What underlies both positions are distinctive systems of theology.  The Westminster Divines held to a system of Covenant Theology, which argues that God made a Covenant of Grace with Adam after the Fall, and that we are still under that same Covenant of Grace today.  The result is a tendency to minimize the difference between the Old and New Testaments, between law and grace.  There is no mention in Scripture, however, of any such covenant with Adam.

The Dispensational position, on the other hand, tries to draw a sharp distinction between “the Dispensation of Law” and “the Dispensation of Grace.”  But is a Christian still obligated to keep the Ten Commandments?  Now that we are “under grace” is it alright to commit adultery?  The editors of the Scofield Bible say that we are not “under the law,” but that we are not free to sin either.  But apart from the law how do we determine what is sin?  Is there not some sense in which we are still “under the law”?

The apostle Paul did, in fact, say that we are “not under the law but under grace” (Rom. 6:14,15; cf. Gal. 5:18).  But what exactly did he mean by that?  The context in both Romans and Galatians is the controversy surrounding Paul’s ministry to the Gentiles, and his conviction that Gentile converts are not required to be circumcised or to keep the Mosaic law.  What undoubtedly lies in the background here is the Pharisees’ conception of the Mosaic law as a collection of 613 individual commandments, and that sanctification involved stringent rule keeping.  This, however, misses the point of what God really requires, which is that we “do justly, love mercy, and walk humbly with our God” (Mic. 6:8; NKJV).

When Paul draws a contrast between “law” and “grace” he does not intend to say that the believer is free to sin.  Far from it.  “What then?  Shall we sin because we are not under law but under grace?  Certainly not!” (Rom. 6:14).  But what does he mean?  He goes on in the next chapter to say that “You also have become dead to the law through the body of Christ, that you may be married to another – to Him who was raised from the dead, that we should bear fruit to God (Rom. 7:4).  He then says that “we have been delivered from the law, having died to what we were held by, so that we could serve in newness of the Spirit and not in the oldness of the letter” (7:6).

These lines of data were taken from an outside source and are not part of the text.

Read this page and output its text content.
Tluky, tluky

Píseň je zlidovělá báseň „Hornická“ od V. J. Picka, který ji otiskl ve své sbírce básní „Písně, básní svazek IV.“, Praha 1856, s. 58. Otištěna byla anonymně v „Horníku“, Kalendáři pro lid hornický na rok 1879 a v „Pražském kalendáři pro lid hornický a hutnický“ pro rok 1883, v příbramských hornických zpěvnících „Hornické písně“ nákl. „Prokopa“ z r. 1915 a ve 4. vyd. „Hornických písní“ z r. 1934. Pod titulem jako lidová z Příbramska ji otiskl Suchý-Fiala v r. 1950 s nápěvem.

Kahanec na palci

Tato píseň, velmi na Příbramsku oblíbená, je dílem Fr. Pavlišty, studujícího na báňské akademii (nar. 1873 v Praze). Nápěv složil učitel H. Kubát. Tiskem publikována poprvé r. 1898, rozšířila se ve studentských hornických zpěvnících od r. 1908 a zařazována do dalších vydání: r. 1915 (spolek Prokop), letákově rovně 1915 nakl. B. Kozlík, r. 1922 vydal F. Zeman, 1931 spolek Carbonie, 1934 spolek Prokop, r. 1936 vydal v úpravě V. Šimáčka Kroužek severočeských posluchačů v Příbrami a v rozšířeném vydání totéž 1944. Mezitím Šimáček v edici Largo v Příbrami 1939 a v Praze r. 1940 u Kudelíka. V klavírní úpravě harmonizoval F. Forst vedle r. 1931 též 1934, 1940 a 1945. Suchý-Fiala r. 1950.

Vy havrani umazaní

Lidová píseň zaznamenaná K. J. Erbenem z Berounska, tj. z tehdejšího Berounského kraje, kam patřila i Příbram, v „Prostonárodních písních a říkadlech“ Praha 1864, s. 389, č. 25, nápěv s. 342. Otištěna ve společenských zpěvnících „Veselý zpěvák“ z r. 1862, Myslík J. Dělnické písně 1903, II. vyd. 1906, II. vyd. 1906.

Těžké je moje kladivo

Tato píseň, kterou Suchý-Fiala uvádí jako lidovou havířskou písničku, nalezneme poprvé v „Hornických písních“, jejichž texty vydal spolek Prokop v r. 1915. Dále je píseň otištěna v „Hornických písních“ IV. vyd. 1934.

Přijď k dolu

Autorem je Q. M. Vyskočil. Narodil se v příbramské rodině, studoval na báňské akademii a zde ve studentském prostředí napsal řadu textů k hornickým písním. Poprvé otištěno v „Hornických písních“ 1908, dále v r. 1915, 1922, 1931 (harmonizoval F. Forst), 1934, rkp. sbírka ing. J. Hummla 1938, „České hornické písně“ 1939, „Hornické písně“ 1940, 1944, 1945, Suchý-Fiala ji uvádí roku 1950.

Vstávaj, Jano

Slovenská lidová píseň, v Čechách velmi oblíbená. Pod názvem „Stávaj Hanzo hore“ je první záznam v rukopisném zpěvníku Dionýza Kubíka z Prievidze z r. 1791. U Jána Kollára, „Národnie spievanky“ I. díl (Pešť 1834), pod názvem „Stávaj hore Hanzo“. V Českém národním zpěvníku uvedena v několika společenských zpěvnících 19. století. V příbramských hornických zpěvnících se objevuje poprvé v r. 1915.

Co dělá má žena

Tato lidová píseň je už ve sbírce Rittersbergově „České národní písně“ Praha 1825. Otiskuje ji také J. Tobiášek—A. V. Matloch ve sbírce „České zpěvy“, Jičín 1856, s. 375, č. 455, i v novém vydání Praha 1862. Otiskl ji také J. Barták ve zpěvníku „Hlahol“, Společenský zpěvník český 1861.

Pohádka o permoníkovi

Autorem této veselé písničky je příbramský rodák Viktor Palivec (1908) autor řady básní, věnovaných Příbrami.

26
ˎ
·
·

What Paul is saying here is that the written law, per se, is powerless to change us or make us holy.  Only Christ working through the Holy Spirit can do that.  Hence the contrast between “the newness of the Spirit” and “the oldness of the letter.”  He then goes on in chapter 8 to say “what the law could not do in that it was weak through the flesh, God did by sending His own Son . . . that the righteous requirement of the law might be fulfilled in us who do not walk according to the flesh but according to the Spirit” (Rom. 8:4,5).  The “righteous requirement of the law” must still be fulfilled.  But what does it mean to “walk according to the Spirit”?  It means to “live according to the Spirit” and to “set their minds on the things of the Spirit” and “to be spiritually minded” (vv. 5,6).  Paul, then, is not saying that there is no moral law, but that the only way to fulfill the law is not by keeping the letter of the old covenant but by following the guidance of the Holy Spirit as He produces His fruit in us.